OVERLAP COSINE vs BINARY COSINE SIMILARITY FOR CO-AUTHOR COCITATION
This page shows crossplots of overlap cosine similarities against binary cosine similarities from 27 collections of papers covering various subjects. For each collection of papers the 200 most cited reference authors were used. A paper to reference author matrix, O(p,ra) was constructed. Element o(i,j), the (i,j)th element of O(p,ra) is equal to the number of times paper i cites reference author j.
Assume the general formula s(i,j)= A(i,j)/sqrt[B(i)*B(j)] defines the similarity between author i and author j.
For binary cosine similarity A(i,j) is the number of papers citing both authors i and author j. B(i) and B(j) is the number of papers citing author i and author j respecively.

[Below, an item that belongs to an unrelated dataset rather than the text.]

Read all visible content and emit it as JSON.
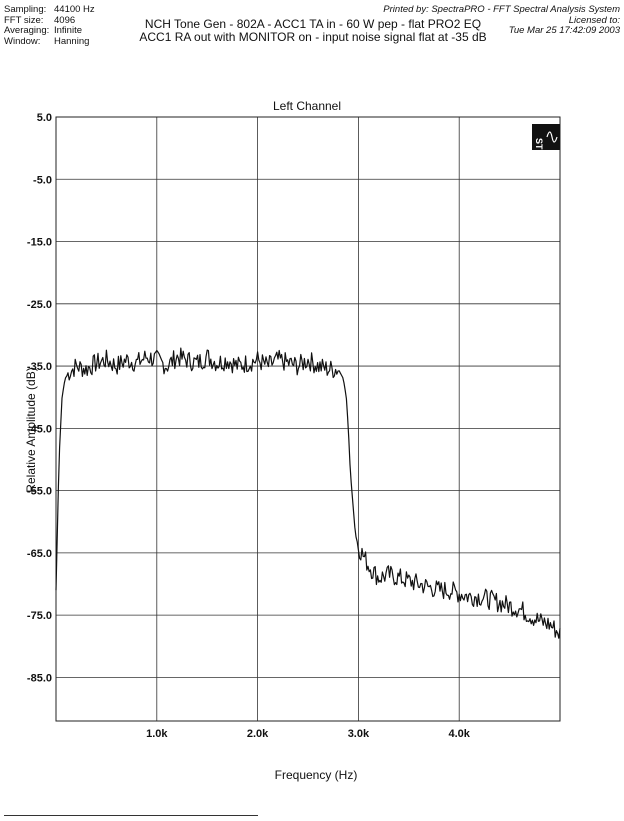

For overlap cosine similarity A(i,j)=sum[min(o(k,i),o(j,k)], with k summed over all papers. Thus A(i,j) is the sum over all papers of the overlap in the number of citations to author i and author j within each paper. B(i) and B(k) is the sum over all papers of the number of times in each paper that author i and author j were cited respectively.
The overlap cosine and binary cosine s values are crossplotted below. Overlap cosine is on the x axis and binary cosine s is on the y axis.
These papers were collected from ISI's Web of Science product in the period from January 2002 to December 2003 by using queries and seed references.